Schmalz made the following argument. Wages are equal to the average consumed during the time labour is being undertaken. Rent is the only form of national revenue, because it constitutes the net product, i.e. the product left over, after all those engaged in agricultural production have consumed to reproduce their labour-power. Consequently, all other wages, which includes industrial profits, as well as interest, only act to circulate this surplus product around the economy.

The value of any product, he argues, is only equal to the value created by nature. On the one hand, all products come from nature, and to the extent this value is enhanced by the application of labour, the value of this labour, as set out above, is only equal to the value of the products consumed by that labour, during the period it is working.

[9. An Early Critique of the Superstition of the Physiocrats in the Question of Agriculture (Verri)]


Marx then quotes from the work of Pietro Verri, who challenged the superstitious nature of the Physiocrats belief in the specific role of agriculture, as the sole form of productive activity.

Verri points out that,

““All the phenomena of the universe, whether produced by the hand of man or through the universal laws of physics, are not actual new creations, but merely a modification of matter. Joining together and separating are the only elements which the human mind always finds on analysing the concept of reproduction; and it is just the same with the reproduction of value and of wealth, when earth, air and water in the fields are transformed into corn, or when the hand of man transforms the secretions of an insect into silk, or some pieces of metal are arranged to make the mechanism of a watch” (pp. 21-22).” (p 67-8)

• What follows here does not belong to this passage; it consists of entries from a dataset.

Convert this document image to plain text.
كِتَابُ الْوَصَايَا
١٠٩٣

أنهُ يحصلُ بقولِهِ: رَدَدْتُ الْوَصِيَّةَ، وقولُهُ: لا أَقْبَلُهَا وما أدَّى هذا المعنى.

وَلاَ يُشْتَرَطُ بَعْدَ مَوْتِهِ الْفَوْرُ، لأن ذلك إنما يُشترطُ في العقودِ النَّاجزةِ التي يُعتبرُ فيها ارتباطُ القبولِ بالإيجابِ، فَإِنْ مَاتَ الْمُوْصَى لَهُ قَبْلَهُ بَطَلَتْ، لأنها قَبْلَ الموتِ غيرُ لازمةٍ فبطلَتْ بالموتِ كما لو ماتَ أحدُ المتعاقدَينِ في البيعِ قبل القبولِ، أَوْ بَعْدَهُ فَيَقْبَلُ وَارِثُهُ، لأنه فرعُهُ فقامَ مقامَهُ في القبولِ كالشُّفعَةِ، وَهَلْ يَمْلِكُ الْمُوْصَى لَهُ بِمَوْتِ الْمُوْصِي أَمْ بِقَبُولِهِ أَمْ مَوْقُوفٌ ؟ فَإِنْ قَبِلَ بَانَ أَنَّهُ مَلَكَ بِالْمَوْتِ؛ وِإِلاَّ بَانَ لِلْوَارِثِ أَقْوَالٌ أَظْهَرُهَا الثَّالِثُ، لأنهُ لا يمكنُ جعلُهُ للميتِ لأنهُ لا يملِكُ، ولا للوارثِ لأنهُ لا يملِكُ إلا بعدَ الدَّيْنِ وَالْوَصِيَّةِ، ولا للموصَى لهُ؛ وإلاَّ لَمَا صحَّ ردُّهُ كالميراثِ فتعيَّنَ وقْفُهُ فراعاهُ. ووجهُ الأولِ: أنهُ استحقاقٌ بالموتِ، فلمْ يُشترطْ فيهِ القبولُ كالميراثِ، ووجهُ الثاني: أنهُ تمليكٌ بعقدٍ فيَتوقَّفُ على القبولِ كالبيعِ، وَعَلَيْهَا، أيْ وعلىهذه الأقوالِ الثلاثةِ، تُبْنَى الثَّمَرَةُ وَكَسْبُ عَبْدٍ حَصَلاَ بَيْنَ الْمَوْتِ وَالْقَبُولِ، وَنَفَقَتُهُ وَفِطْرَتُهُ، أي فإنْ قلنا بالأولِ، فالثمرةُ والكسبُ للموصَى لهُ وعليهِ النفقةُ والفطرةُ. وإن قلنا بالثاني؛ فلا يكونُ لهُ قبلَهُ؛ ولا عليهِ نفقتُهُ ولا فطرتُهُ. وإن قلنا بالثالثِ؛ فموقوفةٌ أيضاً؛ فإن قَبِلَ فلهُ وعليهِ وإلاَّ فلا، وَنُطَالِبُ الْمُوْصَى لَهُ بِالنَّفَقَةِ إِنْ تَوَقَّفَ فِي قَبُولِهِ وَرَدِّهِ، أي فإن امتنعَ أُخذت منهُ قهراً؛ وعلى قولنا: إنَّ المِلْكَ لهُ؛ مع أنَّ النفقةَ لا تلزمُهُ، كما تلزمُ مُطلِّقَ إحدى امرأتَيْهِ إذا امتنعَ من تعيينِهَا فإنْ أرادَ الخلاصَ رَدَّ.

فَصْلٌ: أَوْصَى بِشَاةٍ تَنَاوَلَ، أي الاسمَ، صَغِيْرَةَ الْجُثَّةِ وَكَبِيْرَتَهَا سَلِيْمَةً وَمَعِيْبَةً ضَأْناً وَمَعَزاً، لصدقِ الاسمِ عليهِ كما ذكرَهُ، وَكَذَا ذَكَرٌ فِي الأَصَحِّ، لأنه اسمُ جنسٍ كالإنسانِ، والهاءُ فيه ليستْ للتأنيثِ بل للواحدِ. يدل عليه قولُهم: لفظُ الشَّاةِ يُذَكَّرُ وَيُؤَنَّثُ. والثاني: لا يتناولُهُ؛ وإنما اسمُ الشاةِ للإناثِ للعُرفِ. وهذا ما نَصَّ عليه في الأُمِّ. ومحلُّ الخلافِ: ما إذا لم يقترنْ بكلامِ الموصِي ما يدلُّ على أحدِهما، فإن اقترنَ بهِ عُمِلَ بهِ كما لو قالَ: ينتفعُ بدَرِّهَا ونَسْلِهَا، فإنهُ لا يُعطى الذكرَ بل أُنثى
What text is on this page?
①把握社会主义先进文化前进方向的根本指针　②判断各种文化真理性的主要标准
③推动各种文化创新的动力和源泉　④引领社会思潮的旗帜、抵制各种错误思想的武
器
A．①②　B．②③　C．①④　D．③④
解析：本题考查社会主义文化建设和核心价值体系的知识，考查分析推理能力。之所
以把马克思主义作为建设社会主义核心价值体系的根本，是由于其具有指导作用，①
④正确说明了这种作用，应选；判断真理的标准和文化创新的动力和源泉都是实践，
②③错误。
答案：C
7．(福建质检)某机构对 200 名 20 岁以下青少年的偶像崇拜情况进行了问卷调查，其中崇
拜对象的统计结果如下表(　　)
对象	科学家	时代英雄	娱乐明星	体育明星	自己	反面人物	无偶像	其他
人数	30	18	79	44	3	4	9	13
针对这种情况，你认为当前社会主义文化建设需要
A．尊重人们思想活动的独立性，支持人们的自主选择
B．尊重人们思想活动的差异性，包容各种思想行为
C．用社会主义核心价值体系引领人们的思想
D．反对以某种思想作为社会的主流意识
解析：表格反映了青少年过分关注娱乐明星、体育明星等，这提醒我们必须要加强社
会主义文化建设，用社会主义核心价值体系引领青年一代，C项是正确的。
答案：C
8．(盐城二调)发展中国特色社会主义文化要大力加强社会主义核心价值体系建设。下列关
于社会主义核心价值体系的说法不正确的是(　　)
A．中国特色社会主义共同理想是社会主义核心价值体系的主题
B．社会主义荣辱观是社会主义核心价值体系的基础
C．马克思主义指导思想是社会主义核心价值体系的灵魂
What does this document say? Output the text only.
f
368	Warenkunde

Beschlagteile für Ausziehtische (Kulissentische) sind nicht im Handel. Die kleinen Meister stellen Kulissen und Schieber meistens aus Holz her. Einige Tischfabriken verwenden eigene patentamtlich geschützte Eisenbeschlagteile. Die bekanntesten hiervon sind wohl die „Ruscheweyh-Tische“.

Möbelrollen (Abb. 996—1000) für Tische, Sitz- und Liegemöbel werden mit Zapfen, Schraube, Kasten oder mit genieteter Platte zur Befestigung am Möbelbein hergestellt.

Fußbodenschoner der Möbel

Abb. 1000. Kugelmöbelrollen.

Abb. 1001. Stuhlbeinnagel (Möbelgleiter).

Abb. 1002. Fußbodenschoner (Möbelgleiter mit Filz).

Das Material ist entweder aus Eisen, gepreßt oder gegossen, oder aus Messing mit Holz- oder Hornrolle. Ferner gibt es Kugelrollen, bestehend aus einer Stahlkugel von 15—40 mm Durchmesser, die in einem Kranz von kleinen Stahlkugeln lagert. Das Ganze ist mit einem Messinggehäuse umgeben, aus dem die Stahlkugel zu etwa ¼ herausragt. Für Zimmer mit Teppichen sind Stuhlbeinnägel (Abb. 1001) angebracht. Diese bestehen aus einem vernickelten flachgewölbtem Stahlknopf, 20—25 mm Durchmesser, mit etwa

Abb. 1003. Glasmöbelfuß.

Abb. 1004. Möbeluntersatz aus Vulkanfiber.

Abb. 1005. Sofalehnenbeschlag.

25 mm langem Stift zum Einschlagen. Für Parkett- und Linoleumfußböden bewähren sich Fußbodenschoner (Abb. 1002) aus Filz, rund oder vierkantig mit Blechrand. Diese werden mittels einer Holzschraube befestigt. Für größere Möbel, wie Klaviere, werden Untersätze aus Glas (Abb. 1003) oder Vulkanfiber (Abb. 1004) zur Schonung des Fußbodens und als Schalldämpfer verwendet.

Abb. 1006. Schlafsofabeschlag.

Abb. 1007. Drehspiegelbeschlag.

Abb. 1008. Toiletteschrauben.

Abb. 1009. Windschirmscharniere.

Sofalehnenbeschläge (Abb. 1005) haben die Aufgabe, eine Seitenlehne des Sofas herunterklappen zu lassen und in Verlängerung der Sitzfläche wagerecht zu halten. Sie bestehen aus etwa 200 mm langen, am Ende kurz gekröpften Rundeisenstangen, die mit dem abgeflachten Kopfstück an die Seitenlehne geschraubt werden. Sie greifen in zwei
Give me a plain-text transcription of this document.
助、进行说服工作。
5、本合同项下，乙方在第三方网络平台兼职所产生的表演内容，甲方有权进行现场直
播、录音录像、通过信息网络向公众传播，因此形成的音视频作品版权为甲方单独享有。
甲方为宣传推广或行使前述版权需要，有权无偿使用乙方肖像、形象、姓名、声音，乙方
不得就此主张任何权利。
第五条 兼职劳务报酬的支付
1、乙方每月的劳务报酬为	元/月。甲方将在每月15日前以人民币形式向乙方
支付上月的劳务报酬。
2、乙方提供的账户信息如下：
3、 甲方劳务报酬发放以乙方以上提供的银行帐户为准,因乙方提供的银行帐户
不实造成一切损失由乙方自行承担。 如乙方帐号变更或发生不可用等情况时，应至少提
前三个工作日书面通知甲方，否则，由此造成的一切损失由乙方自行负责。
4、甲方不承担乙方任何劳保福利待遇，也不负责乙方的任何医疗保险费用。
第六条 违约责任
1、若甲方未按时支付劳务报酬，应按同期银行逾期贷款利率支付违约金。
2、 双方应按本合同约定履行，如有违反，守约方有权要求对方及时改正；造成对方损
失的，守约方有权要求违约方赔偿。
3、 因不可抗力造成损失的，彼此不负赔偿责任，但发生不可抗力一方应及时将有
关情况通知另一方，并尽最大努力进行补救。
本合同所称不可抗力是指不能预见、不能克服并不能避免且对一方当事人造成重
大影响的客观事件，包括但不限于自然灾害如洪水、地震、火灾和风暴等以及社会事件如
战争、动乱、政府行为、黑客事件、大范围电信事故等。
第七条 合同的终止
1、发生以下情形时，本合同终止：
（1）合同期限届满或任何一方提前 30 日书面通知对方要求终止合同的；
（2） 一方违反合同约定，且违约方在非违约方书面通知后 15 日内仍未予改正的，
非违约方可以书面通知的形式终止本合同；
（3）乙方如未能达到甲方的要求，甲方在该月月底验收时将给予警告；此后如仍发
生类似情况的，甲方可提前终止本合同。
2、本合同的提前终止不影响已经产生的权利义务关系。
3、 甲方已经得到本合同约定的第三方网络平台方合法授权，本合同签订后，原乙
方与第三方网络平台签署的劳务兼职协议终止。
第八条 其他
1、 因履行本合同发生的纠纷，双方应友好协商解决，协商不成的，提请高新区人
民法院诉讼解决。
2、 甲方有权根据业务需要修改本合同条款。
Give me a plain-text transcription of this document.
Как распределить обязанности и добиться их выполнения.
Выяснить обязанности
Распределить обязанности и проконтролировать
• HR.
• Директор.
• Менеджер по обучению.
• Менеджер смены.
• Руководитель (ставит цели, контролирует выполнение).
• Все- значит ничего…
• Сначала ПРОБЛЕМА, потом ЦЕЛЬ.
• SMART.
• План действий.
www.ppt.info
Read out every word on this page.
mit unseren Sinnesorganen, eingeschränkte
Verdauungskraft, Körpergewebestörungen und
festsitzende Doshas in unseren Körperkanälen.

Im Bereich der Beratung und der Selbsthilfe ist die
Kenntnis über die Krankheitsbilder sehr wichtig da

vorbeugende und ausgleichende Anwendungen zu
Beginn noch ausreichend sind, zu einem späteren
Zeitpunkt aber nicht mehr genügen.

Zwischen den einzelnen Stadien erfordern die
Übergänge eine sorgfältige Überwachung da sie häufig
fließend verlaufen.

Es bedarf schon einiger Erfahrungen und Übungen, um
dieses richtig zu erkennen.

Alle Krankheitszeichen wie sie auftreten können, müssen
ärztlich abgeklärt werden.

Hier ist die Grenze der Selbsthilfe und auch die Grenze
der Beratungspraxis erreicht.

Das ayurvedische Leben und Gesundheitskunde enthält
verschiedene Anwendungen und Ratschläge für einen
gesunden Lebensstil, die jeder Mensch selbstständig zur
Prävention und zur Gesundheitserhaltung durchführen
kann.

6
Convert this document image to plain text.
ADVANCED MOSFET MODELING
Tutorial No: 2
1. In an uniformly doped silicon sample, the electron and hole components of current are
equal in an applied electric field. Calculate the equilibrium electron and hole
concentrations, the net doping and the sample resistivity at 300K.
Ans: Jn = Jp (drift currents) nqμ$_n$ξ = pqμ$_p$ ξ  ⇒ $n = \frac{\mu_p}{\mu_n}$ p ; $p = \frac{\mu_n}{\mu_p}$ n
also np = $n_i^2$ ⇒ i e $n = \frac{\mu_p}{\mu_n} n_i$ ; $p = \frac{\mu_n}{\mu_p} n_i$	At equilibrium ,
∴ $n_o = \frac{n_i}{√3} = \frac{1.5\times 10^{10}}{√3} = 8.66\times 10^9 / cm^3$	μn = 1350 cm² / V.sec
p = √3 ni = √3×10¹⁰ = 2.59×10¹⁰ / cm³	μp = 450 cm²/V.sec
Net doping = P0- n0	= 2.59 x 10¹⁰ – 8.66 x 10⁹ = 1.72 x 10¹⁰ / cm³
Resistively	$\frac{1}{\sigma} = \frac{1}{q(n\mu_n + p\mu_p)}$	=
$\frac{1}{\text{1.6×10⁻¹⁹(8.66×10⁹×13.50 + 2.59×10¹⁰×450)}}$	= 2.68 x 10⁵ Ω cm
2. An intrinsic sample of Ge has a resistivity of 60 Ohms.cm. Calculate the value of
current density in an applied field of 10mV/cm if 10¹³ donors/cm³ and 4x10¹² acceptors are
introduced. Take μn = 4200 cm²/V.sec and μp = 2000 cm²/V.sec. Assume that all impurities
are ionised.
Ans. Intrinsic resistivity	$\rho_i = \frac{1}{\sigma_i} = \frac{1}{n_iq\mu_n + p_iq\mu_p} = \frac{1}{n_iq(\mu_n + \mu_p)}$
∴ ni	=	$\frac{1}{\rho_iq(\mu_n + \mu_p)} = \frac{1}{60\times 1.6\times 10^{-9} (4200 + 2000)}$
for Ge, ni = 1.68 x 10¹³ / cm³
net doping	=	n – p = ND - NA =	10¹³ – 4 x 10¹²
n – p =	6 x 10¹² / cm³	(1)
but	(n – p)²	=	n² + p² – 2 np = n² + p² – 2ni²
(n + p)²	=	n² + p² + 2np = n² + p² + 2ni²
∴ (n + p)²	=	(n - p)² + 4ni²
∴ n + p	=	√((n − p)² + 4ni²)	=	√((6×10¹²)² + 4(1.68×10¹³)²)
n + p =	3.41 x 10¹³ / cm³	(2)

Verri also points out an obvious contradiction in the Physiocratic theory, because the condition of artisans was improving, whereas the mass of the agricultural population lived in constant poverty.

““This proves that the artisan, in the price which he receives, gets not only the replacement of his outlay on consumption, but a certain sum over and above that; and this sum is a new quantity of value created in the annual production” (l.c., p. 26). “The newly-created value is therefore that part of the price of the agricultural or industrial products which they yield over and above the original value of the materials and the necessary outlays on consumption while they are being worked up. In agriculture the seed and the consumption of the husbandman must be deducted, as in manufacture the raw material and the consumption of the industrial workman; and every year new value is created, to the amount of the balance that remains” (l.c., pp. 26-27).” (p 68)

This also highlights the essentially Mercantilist view of those who today argue that the higher living standards of workers in developed (imperialist) metropolitan centres, have arisen due to some form of unequal exchange, or "super-exploitation" of the less developed economies, as opposed to Marx's view, that builds upon Adam Smith, Ricardo and others, that the wealth of nations, and with it the living standards of their people is a function of the accumulation of capital, and the constant rise in the level of social productivity, it brings with it.